Who wants to go back to the office? Commutes can be crazy, and plenty of people can be just as productive (if not more) working from home. Just one problem, particularly in the tech industry: Staying home could threaten employee power, corporate ethics and even national security.

Google workers ride bikes outside Google headquarters in Mountain View, Calif., in 2012. If U.S. employees at places like Google and Facebook stop reporting to work in person, there’s nothing to keep the most portable positions from being moved to Hungary, India or Mexico – where workers may be so motivated to cling to their jobs that they would hesitate to blow the whistle on any ethical lapses. Paul Sakuma/Associated Press, File

For some jobs, showing up is a necessity. Starbucks stores, Amazon warehouses need people on site in every location where they operate, and they need to be everywhere. Hence, they can’t credibly threaten to take the jobs elsewhere – which is why they’re more susceptible to worker demands and unionization.

Not so Facebook, Google and Twitter. At this point, many of their tech workers are simply maintaining the platforms, not executing virtuosic feats of coding or research. Only some vague notions of culture, innovation and coolness inspire them to keep jobs in expensive places such as Silicon Valley or New York City. If people stop reporting to work, there’s nothing to stop the money folks from moving the most portable positions – say, in advertising operations – to Hungary, India or Mexico.

The pitfalls of such offshoring can go far beyond the loss of U.S. jobs, as my experience in financial services illustrates. Back in 2010, I worked at a firm that calculated portfolio risk for banks and hedge funds. Then another company acquired us and immediately made clear that researchers like me were not a priority. The salespeople all got bigger and better offices, and many of the research jobs went offshore.

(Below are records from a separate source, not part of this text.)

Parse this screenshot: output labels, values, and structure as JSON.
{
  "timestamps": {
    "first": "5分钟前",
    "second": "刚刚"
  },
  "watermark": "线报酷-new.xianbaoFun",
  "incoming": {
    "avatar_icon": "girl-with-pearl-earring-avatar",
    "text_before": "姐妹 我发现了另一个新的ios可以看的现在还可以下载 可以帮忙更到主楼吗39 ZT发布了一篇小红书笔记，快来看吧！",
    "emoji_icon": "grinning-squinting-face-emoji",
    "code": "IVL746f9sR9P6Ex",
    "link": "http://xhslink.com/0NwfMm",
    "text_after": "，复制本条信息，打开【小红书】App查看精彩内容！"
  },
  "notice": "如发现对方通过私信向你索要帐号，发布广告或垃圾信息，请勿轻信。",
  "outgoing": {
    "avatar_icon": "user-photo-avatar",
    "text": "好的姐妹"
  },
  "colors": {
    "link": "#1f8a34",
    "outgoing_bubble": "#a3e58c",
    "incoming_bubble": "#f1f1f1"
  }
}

Pretty soon I was talking to earnest young people working outside of Mexico City and Budapest about the latest implementation of risk models in securities or credit. They were eager to learn and desperate to keep these great jobs they’d gotten. I liked them, but also worried that they’d never call foul if they saw something unethical going on. They had little power, in large part because there were so many others like them.

You can see where this might lead in a company such as Facebook. The world knows about the company’s ethical lapses – about its pursuit of profit to the detriment of fairness, truth, teenage girls and society at large – in large part thanks to employees who blew the whistle and spoke with investigative reporters. What if they didn’t? What if they were so motivated to cling to their jobs that they would never even consider it?

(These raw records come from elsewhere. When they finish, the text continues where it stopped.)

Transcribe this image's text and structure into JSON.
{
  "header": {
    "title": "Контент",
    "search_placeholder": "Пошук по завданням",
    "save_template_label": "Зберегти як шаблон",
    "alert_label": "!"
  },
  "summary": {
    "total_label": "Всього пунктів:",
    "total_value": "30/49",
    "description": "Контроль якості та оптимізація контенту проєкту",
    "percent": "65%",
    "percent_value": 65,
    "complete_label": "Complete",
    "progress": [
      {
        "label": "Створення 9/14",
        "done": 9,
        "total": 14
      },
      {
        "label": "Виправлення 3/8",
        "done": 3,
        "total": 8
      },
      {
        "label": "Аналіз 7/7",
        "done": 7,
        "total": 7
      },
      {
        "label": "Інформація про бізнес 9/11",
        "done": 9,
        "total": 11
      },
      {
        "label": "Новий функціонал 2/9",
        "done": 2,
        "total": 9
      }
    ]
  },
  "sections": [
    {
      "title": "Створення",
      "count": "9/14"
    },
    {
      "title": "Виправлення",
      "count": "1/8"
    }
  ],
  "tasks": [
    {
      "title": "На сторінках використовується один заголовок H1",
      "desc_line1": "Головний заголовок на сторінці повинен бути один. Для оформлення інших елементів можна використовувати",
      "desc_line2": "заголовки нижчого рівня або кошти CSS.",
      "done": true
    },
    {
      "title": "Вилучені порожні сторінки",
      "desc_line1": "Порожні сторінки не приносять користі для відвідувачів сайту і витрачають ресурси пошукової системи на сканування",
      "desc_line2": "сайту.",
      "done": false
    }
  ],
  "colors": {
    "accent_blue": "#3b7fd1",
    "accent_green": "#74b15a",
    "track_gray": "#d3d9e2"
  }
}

That said, workers in popular offshoring destinations may also face other pressures – from their governments, or from organized crime. Hence my national security concern. The U.S. government rightly worries about the influence of the Chinese-controlled app TikTok on the many Americans addicted to it. What if people subject to recruitment by foreign governments or gangsters were taking care of our Gmail servers?

For their own sake, and for the sake of our country, I urge tech workers to get back to the office and accept those free lunches and laundry services while they last.